The prosecution rested on the morning of September 29, and the defense began calling their witnesses. The defense, led by Charles McGlashan, successfully attacked the characters of the prosecution's witnesses and advanced a theory that a competing group of Chinese had perpetrated the attack; all of the defendants were acquitted. McCullough was characterized as an ex-convict and Getchell was said to be drunk on the night of the murder. Under cross-examination, McCullough's criminal record as a boot and horse thief was exposed, along with interim reward payments that Cross had made to him prior to the trial. The defense called fifty witnesses who provided alibis for each defendant on the night in question. In addition, several witnesses testified that Getchell had stayed in Andy Johnson's saloon, intoxicated, between 10 p.m. and 1 a.m. Other witnesses recounted that Cross offered to multiple people to corroborate McCullough's statement. In addition, it was noted that Ah Fook had testified at the coroner's inquest that he kept kerosene in the camp in unlabeled bottles. The defense rested on October 2.

After deliberating for nine minutes, the jury returned a verdict of not guilty for defendant O'Neal on October 3. District Attorney Gaylord made a nolle prosequi motion to dismiss the remaining indictments the next day. In an editorial published on October 6, 1876, the editor of Grass Valley Daily Union wrote "the Defendants who were indicted were not connected, by the evidence, with the acts of murder and arson. Indeed the testimony in the case showed, with great preponderance, the contrary state of facts."

==Aftermath==
The Trout Creek outrage was compared to the Hamburg massacre. In March 1877, a similar anti-Chinese shooting occurred in Chico, California; the Trinity Journal wrote "Had the participators in the Trout Creek affair of last Summer met their deserts [sic], it is not probable that we should have to record the Chico tragedy at this time."

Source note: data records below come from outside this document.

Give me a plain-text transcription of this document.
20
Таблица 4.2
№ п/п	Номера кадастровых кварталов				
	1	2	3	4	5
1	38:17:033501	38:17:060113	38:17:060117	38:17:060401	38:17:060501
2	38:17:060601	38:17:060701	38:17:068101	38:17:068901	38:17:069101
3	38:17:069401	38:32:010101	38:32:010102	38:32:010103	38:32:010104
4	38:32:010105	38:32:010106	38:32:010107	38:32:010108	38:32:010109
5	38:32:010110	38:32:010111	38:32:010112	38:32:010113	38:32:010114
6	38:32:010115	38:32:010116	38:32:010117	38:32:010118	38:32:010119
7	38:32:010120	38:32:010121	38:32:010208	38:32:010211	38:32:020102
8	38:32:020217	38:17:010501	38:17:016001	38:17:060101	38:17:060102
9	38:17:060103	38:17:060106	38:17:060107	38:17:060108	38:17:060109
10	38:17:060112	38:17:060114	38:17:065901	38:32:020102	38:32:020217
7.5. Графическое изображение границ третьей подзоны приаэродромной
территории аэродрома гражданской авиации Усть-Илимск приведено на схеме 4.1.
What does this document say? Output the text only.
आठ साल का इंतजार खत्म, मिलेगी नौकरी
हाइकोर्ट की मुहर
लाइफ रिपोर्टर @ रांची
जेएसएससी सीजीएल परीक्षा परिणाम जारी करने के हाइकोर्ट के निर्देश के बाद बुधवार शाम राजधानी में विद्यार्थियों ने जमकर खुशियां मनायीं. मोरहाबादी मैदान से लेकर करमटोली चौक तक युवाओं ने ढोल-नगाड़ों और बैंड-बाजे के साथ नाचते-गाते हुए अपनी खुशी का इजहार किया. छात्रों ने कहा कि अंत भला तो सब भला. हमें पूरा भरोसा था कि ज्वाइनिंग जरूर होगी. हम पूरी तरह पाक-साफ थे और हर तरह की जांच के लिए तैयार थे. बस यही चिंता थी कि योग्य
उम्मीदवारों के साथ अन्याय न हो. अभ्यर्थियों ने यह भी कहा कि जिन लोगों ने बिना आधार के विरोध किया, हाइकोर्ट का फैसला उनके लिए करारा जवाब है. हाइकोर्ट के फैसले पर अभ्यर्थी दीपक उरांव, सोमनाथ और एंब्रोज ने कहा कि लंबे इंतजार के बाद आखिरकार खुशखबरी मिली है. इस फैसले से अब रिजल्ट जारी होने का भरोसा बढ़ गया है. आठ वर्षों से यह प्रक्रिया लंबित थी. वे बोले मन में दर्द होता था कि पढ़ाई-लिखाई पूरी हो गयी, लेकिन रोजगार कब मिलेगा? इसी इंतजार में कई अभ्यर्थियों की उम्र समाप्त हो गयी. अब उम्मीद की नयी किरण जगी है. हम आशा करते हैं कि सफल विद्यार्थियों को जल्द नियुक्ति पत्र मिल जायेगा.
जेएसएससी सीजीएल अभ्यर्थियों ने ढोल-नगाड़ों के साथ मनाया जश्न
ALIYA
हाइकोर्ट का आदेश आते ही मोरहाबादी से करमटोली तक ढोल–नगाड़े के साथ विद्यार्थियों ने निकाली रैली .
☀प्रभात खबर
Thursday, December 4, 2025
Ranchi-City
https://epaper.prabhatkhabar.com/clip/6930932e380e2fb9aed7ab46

James Reed, one of the accused, served as the Constable of Truckee from 1878 to 1890. Reed shot and killed Constable Jacob Teeter, who had succeeded him, in 1891 after "nearly twenty years [of] bad blood"; the shooting was ruled to be justifiable self-defense. Their animosity dated back to the time when Teeter had arrested Reed in 1876 in connection with the murder of Ah Ling, and the two men competed regularly for the elected office of Constable after that. Reed died in 1905; according to the obituary printed at the time, his role in the 1876 outrage was never proven because "[a prosecuting witness] being of powerful frame, fearless and brave as the bravest, wilted in [Reed's] presence" and refused to identify him in court.

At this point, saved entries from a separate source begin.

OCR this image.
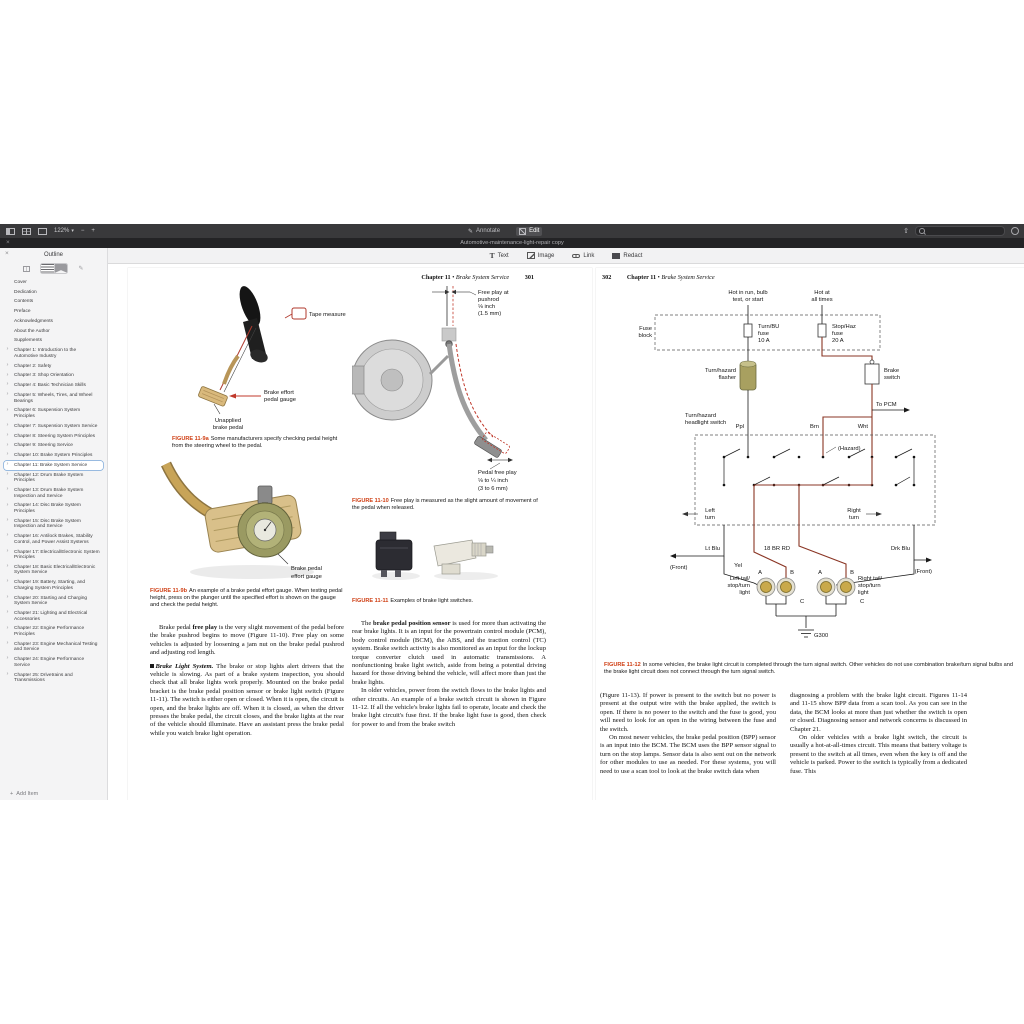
122% ▾ − +	✎ Annotate	Edit	⇧
×	Automotive-maintenance-light-repair copy
×	Outline
✎
Cover
Dedication
Contents
Preface
Acknowledgments
About the Author
Supplements
› Chapter 1: Introduction to the Automotive Industry
› Chapter 2: Safety
› Chapter 3: Shop Orientation
› Chapter 4: Basic Technician Skills
› Chapter 5: Wheels, Tires, and Wheel Bearings
› Chapter 6: Suspension System Principles
› Chapter 7: Suspension System Service
› Chapter 8: Steering System Principles
› Chapter 9: Steering Service
› Chapter 10: Brake System Principles
› Chapter 11: Brake System Service
› Chapter 12: Drum Brake System Principles
› Chapter 13: Drum Brake System Inspection and Service
› Chapter 14: Disc Brake System Principles
› Chapter 15: Disc Brake System Inspection and Service
› Chapter 16: Antilock Brakes, Stability Control, and Power Assist Systems
› Chapter 17: Electrical/Electronic System Principles
› Chapter 18: Basic Electrical/Electronic System Service
› Chapter 19: Battery, Starting, and Charging System Principles
› Chapter 20: Starting and Charging System Service
› Chapter 21: Lighting and Electrical Accessories
› Chapter 22: Engine Performance Principles
› Chapter 23: Engine Mechanical Testing and Service
› Chapter 24: Engine Performance Service
› Chapter 25: Drivetrains and Transmissions
+ Add Item
T Text	Image	Link	Redact
Chapter 11 • Brake System Service	301
Tape measure
Brake effort
pedal gauge
Unapplied
brake pedal
FIGURE 11-9a Some manufacturers specify checking pedal height from the steering wheel to the pedal.
Brake pedal
effort gauge
FIGURE 11-9b An example of a brake pedal effort gauge. When testing pedal height, press on the plunger until the specified effort is shown on the gauge and check the pedal height.

Brake pedal free play is the very slight movement of the pedal before the brake pushrod begins to move (Figure 11-10). Free play on some vehicles is adjusted by loosening a jam nut on the brake pedal pushrod and adjusting rod length.

Brake Light System. The brake or stop lights alert drivers that the vehicle is slowing. As part of a brake system inspection, you should check that all brake lights work properly. Mounted on the brake pedal bracket is the brake pedal position sensor or brake light switch (Figure 11-11). The switch is either open or closed. When it is open, the circuit is open, and the brake lights are off. When it is closed, as when the driver presses the brake pedal, the circuit closes, and the brake lights at the rear of the vehicle should illuminate. Have an assistant press the brake pedal while you watch brake light operation.

Free play at
pushrod
⅛ inch
(1.5 mm)
Pedal free play
⅛ to ¼ inch
(3 to 6 mm)
FIGURE 11-10 Free play is measured as the slight amount of movement of the pedal when released.
FIGURE 11-11 Examples of brake light switches.

The brake pedal position sensor is used for more than activating the rear brake lights. It is an input for the powertrain control module (PCM), body control module (BCM), the ABS, and the traction control (TC) system. Brake switch activity is also monitored as an input for the lockup torque converter clutch used in automatic transmissions. A nonfunctioning brake light switch, aside from being a potential driving hazard for those driving behind the vehicle, will affect more than just the brake lights.

In older vehicles, power from the switch flows to the brake lights and other circuits. An example of a brake switch circuit is shown in Figure 11-12. If all the vehicle's brake lights fail to operate, locate and check the brake light circuit's fuse first. If the brake light fuse is good, then check for power to and from the brake switch

302	Chapter 11 • Brake System Service
Hot in run, bulb
test, or start
Hot at
all times
Fuse
block
Turn/BU
fuse
10 A
Stop/Haz
fuse
20 A
Turn/hazard
flasher
Ppl
Brake
switch
To PCM
Brn	Wht
Turn/hazard
headlight switch
(Hazard)
Left
turn
Right
turn
Lt Blu
(Front)	Yel
18 BR RD	Drk Blu
(Front)
A	B
C
A	B
C
Left tail/
stop/turn
light
Right tail/
stop/turn
light
G300
FIGURE 11-12 In some vehicles, the brake light circuit is completed through the turn signal switch. Other vehicles do not use combination brake/turn signal bulbs and the brake light circuit does not connect through the turn signal switch.

(Figure 11-13). If power is present to the switch but no power is present at the output wire with the brake applied, the switch is open. If there is no power to the switch and the fuse is good, you will need to look for an open in the wiring between the fuse and the switch.

On most newer vehicles, the brake pedal position (BPP) sensor is an input into the BCM. The BCM uses the BPP sensor signal to turn on the stop lamps. Sensor data is also sent out on the network for other modules to use as needed. For these systems, you will need to use a scan tool to look at the brake switch data when

diagnosing a problem with the brake light circuit. Figures 11-14 and 11-15 show BPP data from a scan tool. As you can see in the data, the BCM looks at more than just whether the switch is open or closed. Diagnosing sensor and network concerns is discussed in Chapter 21.

On older vehicles with a brake light switch, the circuit is usually a hot-at-all-times circuit. This means that battery voltage is present to the switch at all times, even when the key is off and the vehicle is parked. Power to the switch is typically from a dedicated fuse. This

Another fire in October 1878 destroyed the Truckee Chinatown; this time, Chinatown was relocated south of the river. In 1886, citizens of Truckee organized a boycott of Chinese-owned businesses and white-owned businesses with Chinese employees; the so-called "Truckee Method" was successful in driving the remaining Chinese immigrants from the town. When the last left later that year, Truckee held a celebratory parade. The sole remaining trace of Chinatown in Truckee is the Chinese Herb Shop at 10004 South East River Street, which dates to 1878.